Stay strict and do not deviate from your training or diet. PRACTICE! PRACTICE! PRACTICE! If you are going to use gymnastics (which is not a requirement) in your routine, you should train with your gymnastics coach at least two times per week, and train your gymnastic moves everyday. You should also train any dance, aerobic, or cheerleading moves that you will be using in your routine every day as well. It is not necessary to train so intensely for a local event if you have a good idea of what your competition is like and you are confident that you can make the top five to qualify for nationals. However, if you haven't trained properly it will show in your performance and in your presentation. If you expect to go to a national or world event without training properly, you won't have a good chance of placing well or winning for that matter. The national level is professional, and there are steps to making pro. The competition at this level is stiff. So be prepared the same for a local event, which are not easy to win either, as you would a regional or national event.
Tips When Training:
*Incorporate Plyometrics for powerful jumps and explosive leaps.
*Train your strength, gymnastics, dance, cheerleading moves, etc., at least 5-6x per week in a separate session from routine.
*Flexibility training should be done everyday for at least one hour minimum to include the entire body. Not just legs for splits. Include PNF Stretching: Proprioceptive Neuromuscular Facilitation in this regimen for greater range of motion and deeper stretches. Have your trainer help you by pushing you deeper into your stretch.
*Switch your weight training to intervals or a circuit two times per week if you begin to feel overloaded from training, and lighten your resistance or weight for two weeks then go back to your split routine.
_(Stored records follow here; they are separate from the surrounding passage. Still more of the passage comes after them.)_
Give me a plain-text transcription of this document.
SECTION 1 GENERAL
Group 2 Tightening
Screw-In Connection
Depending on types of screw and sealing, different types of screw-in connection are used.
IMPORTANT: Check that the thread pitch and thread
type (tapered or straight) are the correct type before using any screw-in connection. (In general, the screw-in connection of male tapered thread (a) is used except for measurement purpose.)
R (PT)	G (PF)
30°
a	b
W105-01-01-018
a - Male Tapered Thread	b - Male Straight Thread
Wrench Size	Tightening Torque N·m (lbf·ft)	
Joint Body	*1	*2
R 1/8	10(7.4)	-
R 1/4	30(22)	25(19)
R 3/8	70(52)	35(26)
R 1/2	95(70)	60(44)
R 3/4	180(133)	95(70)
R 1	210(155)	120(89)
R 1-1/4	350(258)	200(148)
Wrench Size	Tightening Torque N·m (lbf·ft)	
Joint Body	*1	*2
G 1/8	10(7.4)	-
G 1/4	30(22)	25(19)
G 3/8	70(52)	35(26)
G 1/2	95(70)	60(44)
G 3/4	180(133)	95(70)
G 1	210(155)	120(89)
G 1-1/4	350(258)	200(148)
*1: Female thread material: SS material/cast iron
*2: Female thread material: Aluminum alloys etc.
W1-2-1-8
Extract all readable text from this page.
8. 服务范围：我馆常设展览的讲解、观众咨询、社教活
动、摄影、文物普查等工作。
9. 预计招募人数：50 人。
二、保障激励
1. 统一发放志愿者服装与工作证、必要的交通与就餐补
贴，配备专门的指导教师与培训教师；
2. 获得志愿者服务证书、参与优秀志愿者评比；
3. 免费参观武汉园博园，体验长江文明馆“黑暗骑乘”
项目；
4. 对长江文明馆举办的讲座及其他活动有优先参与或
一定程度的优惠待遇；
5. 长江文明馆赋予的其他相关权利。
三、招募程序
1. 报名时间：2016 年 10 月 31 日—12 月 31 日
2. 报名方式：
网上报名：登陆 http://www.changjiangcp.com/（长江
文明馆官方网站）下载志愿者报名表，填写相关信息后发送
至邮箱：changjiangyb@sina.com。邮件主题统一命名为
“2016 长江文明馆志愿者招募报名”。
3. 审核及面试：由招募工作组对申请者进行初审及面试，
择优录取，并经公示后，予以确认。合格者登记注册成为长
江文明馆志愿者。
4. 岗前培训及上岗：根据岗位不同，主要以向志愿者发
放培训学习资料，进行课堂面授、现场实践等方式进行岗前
If you feel over-trained, take two to three complete days off entirely and rest. Reassess your training program and make adjustments.
*Other workout techniques include: Supersets, Trisets, and Pyramid Training. Large numbers of sets are usually not needed when training this way. However, do not train this way everyday. **Remember, you are training for fitness not bodybuilding.
*Limit two to three exercises per body part. It is not necessary to do several different exercises per body part. That over-fatigues, over-trains, and causes unnecessary soreness in the muscle. Besides, you're going to be doing plenty.
*Keep in mind that when training routine and strength moves that your entire body is being worked-out as well, so structure your weight training to routine training. For example: if you have several moves in your routine that require extensive tricep/bicep or shoulder strength, those body parts will be worked-out just by using your own body's weight, and may not require an overly intense weight training workout in addition to that. Train Smart!
*Stay within your target HR Range when doing aerobics so that you burn stored fat more efficiently. Anything over your Max. HR is only putting strain on your body. Do aerobics for at least 30-45 min. at a rigorous pace for endurance staying within your range.
*Train for Peak Performance!!! Not exhaustion. Stay Focused! Stay Positive! Be Confident!